On the bond market, a mixed situation prevailed, as regular bonds posted negative return (-0.42%), while convertible bonds posted a strong positive return (+5.50%) for the fifth consecutive month. Concerning commodities, the GSCI Commodity Spot index posted a positive return (5.41%) for the fifth consecutive month, erasing part of first quarter losses and coming back to February 2020 level.
The dollar recorded a fifth consecutive decline (-1.50%).
In this environment, all strategies except CTA Global, delivered positive returns. The best performing strategy was Short Selling (4.17%), followed by Event Driven (3.19%), the latest benefiting from the strong positive performance of the stock market.
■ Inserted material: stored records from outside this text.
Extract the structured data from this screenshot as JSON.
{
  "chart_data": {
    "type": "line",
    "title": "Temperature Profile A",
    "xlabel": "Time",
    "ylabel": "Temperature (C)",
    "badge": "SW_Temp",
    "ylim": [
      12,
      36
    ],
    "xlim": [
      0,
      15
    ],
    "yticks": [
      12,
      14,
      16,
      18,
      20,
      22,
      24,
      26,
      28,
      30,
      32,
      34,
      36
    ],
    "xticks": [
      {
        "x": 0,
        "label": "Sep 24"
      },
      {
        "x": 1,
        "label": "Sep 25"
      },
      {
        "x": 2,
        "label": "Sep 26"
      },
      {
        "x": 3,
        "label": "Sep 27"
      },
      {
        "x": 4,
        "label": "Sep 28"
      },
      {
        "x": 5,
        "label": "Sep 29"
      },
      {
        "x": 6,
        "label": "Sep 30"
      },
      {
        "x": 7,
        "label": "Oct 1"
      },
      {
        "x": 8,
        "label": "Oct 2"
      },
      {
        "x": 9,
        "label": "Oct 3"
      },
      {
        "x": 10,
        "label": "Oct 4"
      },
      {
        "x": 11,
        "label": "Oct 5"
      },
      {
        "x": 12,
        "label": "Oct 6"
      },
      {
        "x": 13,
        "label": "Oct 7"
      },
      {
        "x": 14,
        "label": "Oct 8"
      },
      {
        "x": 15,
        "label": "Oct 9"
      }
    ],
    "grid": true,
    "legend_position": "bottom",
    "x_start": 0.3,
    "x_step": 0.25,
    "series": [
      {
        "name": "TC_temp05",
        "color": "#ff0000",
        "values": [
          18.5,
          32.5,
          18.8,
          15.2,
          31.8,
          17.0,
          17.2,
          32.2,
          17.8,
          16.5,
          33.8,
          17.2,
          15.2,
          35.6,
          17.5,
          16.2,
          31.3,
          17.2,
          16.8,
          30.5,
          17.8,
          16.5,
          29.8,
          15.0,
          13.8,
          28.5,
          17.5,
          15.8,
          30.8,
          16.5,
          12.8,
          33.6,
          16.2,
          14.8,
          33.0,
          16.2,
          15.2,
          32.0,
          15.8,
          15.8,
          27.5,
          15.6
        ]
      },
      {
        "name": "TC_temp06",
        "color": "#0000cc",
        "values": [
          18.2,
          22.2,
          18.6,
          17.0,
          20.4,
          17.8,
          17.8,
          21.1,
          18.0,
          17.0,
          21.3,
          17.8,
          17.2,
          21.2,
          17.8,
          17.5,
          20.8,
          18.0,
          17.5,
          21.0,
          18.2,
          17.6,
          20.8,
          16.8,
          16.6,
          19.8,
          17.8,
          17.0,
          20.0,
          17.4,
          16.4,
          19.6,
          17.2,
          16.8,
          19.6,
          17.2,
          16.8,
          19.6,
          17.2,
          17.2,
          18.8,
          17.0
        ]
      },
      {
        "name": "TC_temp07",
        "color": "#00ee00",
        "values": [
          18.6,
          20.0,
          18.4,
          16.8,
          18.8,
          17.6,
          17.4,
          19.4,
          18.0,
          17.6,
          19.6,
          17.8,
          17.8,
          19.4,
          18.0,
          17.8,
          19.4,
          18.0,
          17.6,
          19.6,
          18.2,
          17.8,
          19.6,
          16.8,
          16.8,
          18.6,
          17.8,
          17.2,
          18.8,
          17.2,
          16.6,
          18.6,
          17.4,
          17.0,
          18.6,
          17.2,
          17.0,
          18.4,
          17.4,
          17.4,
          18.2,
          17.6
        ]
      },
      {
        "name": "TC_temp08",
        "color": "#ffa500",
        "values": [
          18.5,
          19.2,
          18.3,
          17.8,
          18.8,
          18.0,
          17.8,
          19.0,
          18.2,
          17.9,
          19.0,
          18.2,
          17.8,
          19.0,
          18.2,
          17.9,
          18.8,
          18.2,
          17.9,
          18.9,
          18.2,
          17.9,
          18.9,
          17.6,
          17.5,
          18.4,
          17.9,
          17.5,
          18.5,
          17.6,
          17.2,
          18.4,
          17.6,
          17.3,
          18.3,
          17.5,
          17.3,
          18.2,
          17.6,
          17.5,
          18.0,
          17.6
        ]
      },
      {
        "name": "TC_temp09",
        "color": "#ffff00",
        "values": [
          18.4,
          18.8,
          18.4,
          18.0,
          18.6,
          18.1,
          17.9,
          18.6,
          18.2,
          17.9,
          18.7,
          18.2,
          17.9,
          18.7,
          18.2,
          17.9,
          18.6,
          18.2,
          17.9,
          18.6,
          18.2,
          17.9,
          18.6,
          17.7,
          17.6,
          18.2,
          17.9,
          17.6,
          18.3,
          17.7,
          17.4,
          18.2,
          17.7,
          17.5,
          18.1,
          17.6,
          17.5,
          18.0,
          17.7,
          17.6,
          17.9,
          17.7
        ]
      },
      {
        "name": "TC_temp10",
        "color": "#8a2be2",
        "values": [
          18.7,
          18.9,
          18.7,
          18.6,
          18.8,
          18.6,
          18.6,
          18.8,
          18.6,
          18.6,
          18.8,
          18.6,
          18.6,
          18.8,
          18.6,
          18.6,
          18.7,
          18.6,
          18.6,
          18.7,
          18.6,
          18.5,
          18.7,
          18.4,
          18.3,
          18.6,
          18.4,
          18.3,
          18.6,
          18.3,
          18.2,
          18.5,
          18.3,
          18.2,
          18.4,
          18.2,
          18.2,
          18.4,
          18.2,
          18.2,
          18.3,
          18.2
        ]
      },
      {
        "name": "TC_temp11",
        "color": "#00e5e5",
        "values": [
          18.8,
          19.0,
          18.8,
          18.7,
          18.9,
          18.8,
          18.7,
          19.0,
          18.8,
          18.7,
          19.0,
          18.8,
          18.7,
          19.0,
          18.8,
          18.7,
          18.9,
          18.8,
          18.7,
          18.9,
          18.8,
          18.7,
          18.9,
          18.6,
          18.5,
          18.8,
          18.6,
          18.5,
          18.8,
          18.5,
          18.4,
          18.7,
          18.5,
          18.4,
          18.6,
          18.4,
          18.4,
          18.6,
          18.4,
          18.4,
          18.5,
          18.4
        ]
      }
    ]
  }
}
Long/Short Equity (2.83%), an equity-oriented strategy, as Event Driven, also benefited from this strong performance. The lowest performing strategy was CTA Global (-0.33%), followed by Equity Market Neutral (0.15%).
The significant recovery observed for four months, gradually compensate the losses experienced since the beginning of the year. The year-to-date returns are now positive, except for three strategies (Distressed Securities, Event Driven and Merger Arbitrage). Seven strategies – one more than the previous month – namely Convertible Arbitrage, Emerging Markets, Fixed Income Arbitrage, Global Macro, Long / Short Equity, Relative Value and Fund of Funds, are again at their highest index level since EDHEC hedge fund indices' inception (December 1996).
Overall, the Funds of Funds strategy posted a strong positive return (2.03%), still in line with the market recovery.